Для начала позвонит Фриде и попросит ее вернуться. Следующий звонок – в агентство по найму. Ему нужен помощник-мужчина. Сама мысль о слуге внушала Курту отвращение – однако ничего другого не оставалось: ведь одной рукой он не способен ни брюки натянуть, ни пуговицы застегнуть, а о более сложных операциях, вроде мытья, и говорить не приходится.
Хотя, если бы гордость не помешала ему принять предложение Лорелеи…
Курт испустил стон.
Лучше некуда! Рука в гипсе, голова раскалывается, жена его терпеть не может, а он впадает в экстаз при одной мысли о ее прикосновении! Снова и снова прокручивает в памяти ту единственную ночь, тешится мыслью, что утро, когда она, рыдая, упала ему на грудь, не было лишь плодом наркотического дурмана…
О нет! Если бы она хоть в малой степени ощущала то же, что и он, ту же жгучую жажду, всепоглощающее желание, чудесно соединенное с чем-то неопределимым, но куда более нежным и…
– Извини меня.
Он поднял глаза. Лорелея стояла над ним с подносом в руках. Лицо холодное, замкнутое – такое же безразличное, как ее извинение.
– Не надо. – Курт приподнялся. – Это я должен извиниться.
– Все в порядке. Ты ведь болен.
– Я не болен. У меня сломана рука. Это не болезнь.
– И еще сотрясение мозга. Прости, мне не следовало на тебя кричать.
– Было сотрясение. И ты не кричала.
– Нет, кричала.
– Вовсе нет, ты… – Уголки его губ изогнулись в невольной улыбке. – Еще немного – и мы поругаемся из-за того, кто должен извиняться.
Лорелея осторожно улыбнулась в ответ.
– И то верно. Давай начнем сначала.

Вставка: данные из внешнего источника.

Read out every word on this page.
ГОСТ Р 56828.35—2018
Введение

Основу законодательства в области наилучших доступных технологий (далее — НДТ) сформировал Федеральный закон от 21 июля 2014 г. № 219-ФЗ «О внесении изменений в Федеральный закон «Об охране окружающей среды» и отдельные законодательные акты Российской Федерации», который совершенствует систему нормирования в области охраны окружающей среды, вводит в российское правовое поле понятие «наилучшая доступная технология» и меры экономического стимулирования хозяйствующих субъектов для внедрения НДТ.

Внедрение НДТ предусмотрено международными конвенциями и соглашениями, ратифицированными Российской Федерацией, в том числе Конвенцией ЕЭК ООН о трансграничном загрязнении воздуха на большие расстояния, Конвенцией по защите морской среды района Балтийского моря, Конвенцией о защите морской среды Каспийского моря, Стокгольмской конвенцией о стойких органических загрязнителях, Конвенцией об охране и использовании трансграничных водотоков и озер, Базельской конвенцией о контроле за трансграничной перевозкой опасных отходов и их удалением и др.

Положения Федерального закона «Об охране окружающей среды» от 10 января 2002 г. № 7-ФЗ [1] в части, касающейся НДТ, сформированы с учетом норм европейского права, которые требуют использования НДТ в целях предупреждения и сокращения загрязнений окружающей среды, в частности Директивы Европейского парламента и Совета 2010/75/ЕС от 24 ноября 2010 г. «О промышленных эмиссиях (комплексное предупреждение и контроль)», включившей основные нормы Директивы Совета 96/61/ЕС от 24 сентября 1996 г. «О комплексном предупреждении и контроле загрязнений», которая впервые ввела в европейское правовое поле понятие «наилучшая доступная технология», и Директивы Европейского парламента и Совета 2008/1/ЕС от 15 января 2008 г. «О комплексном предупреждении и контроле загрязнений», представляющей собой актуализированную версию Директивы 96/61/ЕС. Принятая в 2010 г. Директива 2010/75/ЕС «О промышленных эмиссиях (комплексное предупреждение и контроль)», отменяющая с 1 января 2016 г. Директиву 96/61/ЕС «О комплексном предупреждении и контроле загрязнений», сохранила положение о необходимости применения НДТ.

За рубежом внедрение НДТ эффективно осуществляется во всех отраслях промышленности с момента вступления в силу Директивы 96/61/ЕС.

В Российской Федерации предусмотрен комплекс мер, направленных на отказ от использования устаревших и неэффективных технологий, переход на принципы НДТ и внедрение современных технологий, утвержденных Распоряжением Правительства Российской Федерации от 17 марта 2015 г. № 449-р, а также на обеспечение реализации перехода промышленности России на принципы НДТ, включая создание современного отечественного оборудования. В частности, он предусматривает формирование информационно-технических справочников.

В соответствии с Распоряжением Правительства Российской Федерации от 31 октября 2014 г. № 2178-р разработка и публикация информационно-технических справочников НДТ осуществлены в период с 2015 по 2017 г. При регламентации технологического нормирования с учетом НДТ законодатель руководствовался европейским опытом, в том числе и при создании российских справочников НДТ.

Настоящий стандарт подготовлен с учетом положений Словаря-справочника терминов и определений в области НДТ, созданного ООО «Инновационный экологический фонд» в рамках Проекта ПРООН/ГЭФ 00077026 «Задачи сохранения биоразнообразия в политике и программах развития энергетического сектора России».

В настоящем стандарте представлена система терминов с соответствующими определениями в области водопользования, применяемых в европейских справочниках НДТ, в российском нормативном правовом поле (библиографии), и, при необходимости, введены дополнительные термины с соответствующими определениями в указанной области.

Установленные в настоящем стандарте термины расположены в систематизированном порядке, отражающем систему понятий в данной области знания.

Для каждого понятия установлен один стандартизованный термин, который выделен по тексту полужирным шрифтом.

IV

Мы оба были неправы.
– Так-то лучше. – Взглянув на поднос, Курт поднял брови. – Сандвичи с салатом и тунцом?
– Ага. – Лорелея поставила поднос перед ним. – Фрида говорила, ты любишь рыбу. Вот лимонад. Пирожные. Если захочешь чего-то еще…
И она двинулась прочь. Но Курт поймал ее руку.
– Не уходи.
– Курт, я не хочу тебя раздражать. Доктор сказал…
– Останься и поешь со мной. Пожалуйста. Сегодня мой первый день дома. Составь мне компанию.
С сильно бьющимся сердцем он ждал ответа. Сколько можно раздумывать, отвечая на такую простую просьбу?
– Хорошо, – медленно ответила она наконец. – Спасибо.
Лорелея понимала, что это предложение перемирия. Курт, как и она, понимает, что они прикованы друг к другу на целую неделю, так что им ничего не остается, кроме как соблюдать приличия.
Что ж, она согласна.
Обеденное и послеобеденное время они провели в натужно вежливой беседе ни о чем. Подошло время ужина, и, тайно радуясь освобождению, Лорелея сбежала на кухню.
Притворная дружба оказалась еще тяжелее честной вражды. Невыносимо было сидеть рядом с Куртом, притворяясь, что они друг другу просто приятели, добрые знакомые, но никак не муж и жена. Не люди, которых однажды свела страсть…
И подарила им дитя.
Ужинали они в столовой. Лорелея – на одном конце стола, Курт – на другом. Как и за обедом, они старались поддерживать вежливую беседу, но на сей раз получалось куда хуже. Скоро оба замолчали. Курт уставился в тарелку, вяло ковыряясь вилкой в мелко нарезанном мясе пополам с картофелем и спаржей. Кажется, особого аппетита у него не было.